Manipulação de alimentos

Defesa do Consumidor

24 de abril de 2020

A Agência Nacional de Vigilância Sanitária (Anvisa) publicou duas notas técnicas direcionadas às empresas de alimentos, visando a proteção dos trabalhadores durante a pandemia do novo coronavírus. Uma das notas reforça sobre a adoção de boas práticas de fabricação e manipulação de alimentos, enquanto que a outra orienta o setor a respeito do uso de luvas e máscaras. Ambas destacam quais medidas essas empresas devem reforçar para evitar a disseminação do vírus entre seus trabalhadores.

Higiene

Um dos principais aspectos abordados, conforme a Anvisa, é a importância da higiene das mãos e dos ambientes de trabalho, incluindo equipamentos e utensílios. Há, também, orientações sobre a avaliação da saúde do trabalhador, conduta pessoal, distanciamento físico, divisão de turnos para os colaboradores, além do controle de matéria-prima e transporte de produtos.
Sem evidências

A Agência reforça que, até o momento, não existem evidências de contaminação da Covid-19 por meio de alimentos, logo, as notas técnicas têm como foco os trabalhadores e os ambientes. A Anvisa destaca, ainda, que várias das ações descritas nas notas já são de conhecimento do setor e que, portanto, devem fazer parte da rotina.

EPIs e segurança

A Anvisa reforça que o uso de luvas, máscaras e óculos ou qualquer outro equipamento de proteção individual (EPI) não substitui os cuidados básicos de higiene, como a lavagem frequente e correta das mãos.
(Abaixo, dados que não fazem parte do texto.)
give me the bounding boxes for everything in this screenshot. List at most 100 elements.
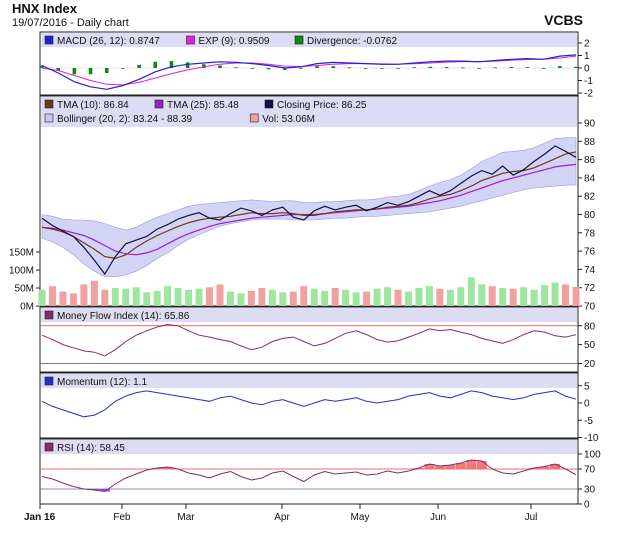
price-y-tick-label: 70 (584, 302, 596, 313)
divergence-bar (363, 68, 368, 69)
divergence-bar (396, 68, 400, 69)
macd-y-tick-label: 2 (584, 39, 590, 50)
vol-y-tick-label: 100M (9, 266, 34, 277)
price-y-tick-label: 76 (584, 247, 596, 258)
volume-bar (478, 284, 486, 306)
volume-bar (111, 288, 119, 306)
volume-bar (342, 289, 350, 306)
macd-legend-label-2: Divergence: -0.0762 (307, 36, 397, 47)
macd-line (41, 54, 577, 90)
divergence-bar (40, 65, 44, 68)
macd-legend-swatch-1 (186, 35, 195, 45)
volume-bar (363, 291, 371, 306)
divergence-bar (315, 66, 319, 68)
price-legend-label-1: TMA (25): 85.48 (167, 100, 239, 111)
volume-bar (237, 293, 245, 306)
volume-bar (164, 286, 172, 306)
macd-y-tick-label: 0 (584, 64, 590, 75)
divergence-bar (299, 68, 303, 69)
divergence-bar (331, 66, 336, 68)
volume-bar (562, 284, 570, 306)
volume-bar (80, 284, 88, 306)
divergence-bar (509, 67, 514, 68)
closing-price-line (41, 145, 577, 276)
rsi-overbought-fill (539, 466, 550, 469)
volume-bar (310, 288, 318, 306)
price-y-tick-label: 82 (584, 192, 596, 203)
volume-bar (541, 285, 549, 306)
page-title: HNX Index (12, 1, 78, 16)
price-legend-label-2: Closing Price: 86.25 (277, 100, 367, 111)
volume-bar (206, 287, 214, 306)
volume-bar (132, 287, 140, 306)
volume-bar (289, 291, 297, 306)
macd-legend-swatch-2 (294, 35, 304, 45)
divergence-bar (250, 68, 255, 69)
volume-bar (488, 286, 496, 306)
volume-bar (425, 286, 433, 306)
rsi-overbought-fill (476, 461, 487, 469)
rsi-overbought-fill (162, 467, 173, 469)
momentum-y-tick-label: -5 (584, 416, 593, 427)
rsi-y-tick-label: 0 (584, 500, 590, 511)
divergence-bar (282, 68, 287, 70)
vol-y-tick-label: 0M (20, 302, 34, 313)
volume-bar (415, 288, 423, 306)
volume-bar (551, 282, 559, 306)
volume-bar (59, 291, 67, 306)
price-y-tick-label: 72 (584, 283, 596, 294)
mfi-legend-bg (41, 308, 577, 322)
volume-bar (467, 277, 475, 306)
mfi-y-tick-label: 80 (584, 321, 596, 332)
rsi-oversold-fill (99, 489, 110, 492)
x-tick-label: Jan 16 (24, 512, 56, 523)
momentum-legend-swatch-0 (44, 376, 54, 386)
macd-legend-label-1: EXP (9): 0.9509 (199, 36, 270, 47)
bollinger-band (41, 137, 577, 277)
divergence-bar (104, 68, 109, 73)
price-legend-bg (41, 97, 577, 127)
x-tick-label: May (351, 512, 370, 523)
divergence-bar (541, 68, 546, 69)
divergence-bar (444, 67, 449, 68)
divergence-bar (460, 67, 465, 69)
divergence-bar (412, 67, 416, 69)
rsi-overbought-fill (550, 464, 561, 469)
volume-bar (258, 288, 266, 306)
volume-bar (216, 284, 224, 306)
volume-bar (90, 280, 98, 306)
rsi-overbought-fill (455, 463, 466, 469)
price-legend-swatch-4 (249, 113, 259, 123)
rsi-legend-label-0: RSI (14): 58.45 (57, 443, 125, 454)
divergence-bar (56, 68, 60, 71)
divergence-bar (234, 67, 238, 69)
volume-bar (394, 289, 402, 306)
divergence-bar (574, 66, 578, 68)
x-tick-label: Jul (525, 512, 538, 523)
mfi-legend-label-0: Money Flow Index (14): 65.86 (57, 311, 190, 322)
mfi-y-tick-label: 20 (584, 359, 596, 370)
price-legend-swatch-0 (44, 99, 54, 109)
volume-bar (69, 293, 77, 306)
divergence-bar (558, 66, 562, 68)
volume-bar (48, 286, 56, 306)
divergence-bar (169, 61, 174, 68)
volume-bar (321, 290, 329, 306)
volume-bar (174, 288, 182, 306)
volume-bar (572, 286, 580, 306)
volume-bar (446, 289, 454, 306)
x-tick-label: Apr (274, 512, 290, 523)
price-legend-label-0: TMA (10): 86.84 (57, 100, 129, 111)
divergence-bar (380, 68, 384, 69)
price-y-tick-label: 78 (584, 228, 596, 239)
divergence-bar (153, 61, 158, 68)
vol-y-tick-label: 150M (9, 248, 34, 259)
rsi-legend-swatch-0 (44, 442, 54, 452)
price-y-tick-label: 86 (584, 155, 596, 166)
price-legend-label-3: Bollinger (20, 2): 83.24 - 88.39 (57, 114, 193, 125)
price-legend-swatch-2 (264, 99, 274, 109)
volume-bar (457, 287, 465, 306)
rsi-overbought-fill (434, 466, 445, 469)
volume-bar (384, 287, 392, 306)
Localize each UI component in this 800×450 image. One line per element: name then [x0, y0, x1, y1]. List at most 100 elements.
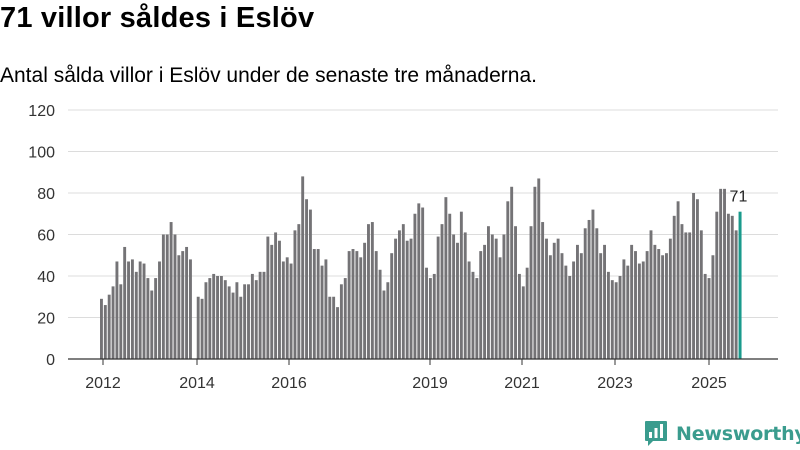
bar	[630, 244, 634, 360]
bar	[285, 257, 289, 359]
bar	[266, 236, 270, 359]
bar	[165, 234, 169, 359]
bar	[397, 230, 401, 359]
bar	[695, 199, 699, 359]
bar	[614, 282, 618, 359]
bar	[637, 263, 641, 359]
bar	[692, 193, 696, 359]
bar	[405, 240, 409, 359]
bar	[502, 234, 506, 359]
bar	[436, 236, 440, 359]
bar	[146, 278, 150, 359]
newsworthy-logo: Newsworthy	[644, 419, 800, 449]
bar	[545, 238, 548, 359]
bar	[382, 290, 386, 359]
bar	[649, 230, 653, 359]
bar	[626, 265, 630, 360]
bar	[529, 226, 533, 359]
bar	[665, 253, 668, 359]
bar	[258, 271, 262, 359]
bar	[715, 211, 719, 359]
x-tick-label: 2016	[271, 375, 307, 392]
bar	[711, 255, 715, 359]
bar	[672, 215, 676, 359]
x-tick-label: 2012	[85, 375, 121, 392]
bar	[111, 286, 115, 360]
bar	[622, 259, 626, 359]
bar	[498, 257, 502, 359]
bar	[448, 213, 452, 359]
chart-title: 71 villor såldes i Eslöv	[0, 2, 315, 34]
bar	[603, 244, 606, 360]
bar	[506, 201, 510, 359]
bar	[479, 251, 483, 359]
bar	[537, 178, 541, 359]
bar	[409, 238, 413, 359]
bar	[127, 261, 130, 359]
chart-subtitle: Antal sålda villor i Eslöv under de sena…	[0, 64, 537, 87]
bar-latest	[738, 211, 742, 359]
bar	[703, 273, 707, 359]
bar	[456, 242, 459, 359]
bar	[185, 246, 189, 359]
bar	[556, 238, 560, 359]
bar	[189, 259, 192, 359]
bar	[510, 186, 514, 359]
bar	[177, 255, 181, 359]
bar	[440, 224, 444, 360]
bar	[231, 292, 235, 359]
bar	[158, 261, 161, 359]
bar	[487, 226, 490, 359]
bar	[278, 240, 281, 359]
x-tick-label: 2025	[691, 375, 727, 392]
bar	[428, 278, 432, 359]
y-tick-label: 40	[37, 269, 55, 286]
bar	[107, 294, 111, 359]
bar-chart: 0 20 40 60 80 100 120 2012 2014 2016 2019 2021 2023 2…	[28, 103, 778, 392]
bar	[432, 273, 436, 359]
bar	[401, 224, 405, 360]
bar	[355, 251, 359, 359]
bar	[243, 284, 247, 359]
bar	[494, 238, 498, 359]
y-tick-label: 100	[28, 145, 55, 162]
bar	[343, 278, 347, 359]
bar	[471, 271, 475, 359]
bar	[564, 265, 568, 360]
bar	[517, 273, 521, 359]
bar	[247, 284, 250, 359]
bar	[212, 273, 216, 359]
bar	[444, 197, 448, 359]
bar	[142, 263, 146, 359]
bar	[386, 282, 390, 359]
bar	[134, 271, 138, 359]
bar	[347, 251, 351, 359]
bar	[475, 278, 479, 359]
bar	[320, 265, 324, 360]
bar	[417, 203, 421, 360]
bar	[657, 249, 661, 359]
bar	[514, 226, 517, 359]
bar	[572, 261, 576, 359]
bar	[223, 280, 227, 359]
bar	[123, 246, 127, 359]
bar	[262, 271, 266, 359]
bar	[227, 286, 231, 360]
bar	[680, 224, 684, 360]
bar	[216, 276, 219, 359]
bar	[305, 199, 309, 359]
bar	[618, 276, 622, 359]
bar	[208, 278, 212, 359]
bar	[645, 251, 649, 359]
bar	[467, 261, 471, 359]
bar	[239, 296, 243, 359]
bar	[576, 244, 579, 360]
bar	[312, 249, 316, 359]
bar	[103, 305, 107, 359]
bar	[723, 188, 726, 359]
bar	[250, 273, 254, 359]
bar	[606, 271, 610, 359]
bar	[374, 251, 378, 359]
bar	[591, 209, 595, 359]
bar	[587, 219, 591, 359]
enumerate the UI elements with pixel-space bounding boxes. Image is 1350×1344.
O órgão reitera, ainda, que dependendo do tipo de empresa e da manipulação que é feita do alimento, o uso de luvas e máscaras não é obrigatório, desde que a higienização dos ambientes, utensílios e pessoas esteja absolutamente correta. Caso a empresa adote o uso de luvas e máscaras, ela deve reforçar medidas de substituição e higiene desses equipamentos, para evitar a contaminação de alimentos.

Afastamento

Se houver um colaborador infectado ou com suspeita de Covid-19 na empresa, a Anvisa orienta que o fato seja comunicado à chefia e que o trabalhador seja afastado das atividades. As orientações do Ministério da Saúde devem ser seguidas na íntegra.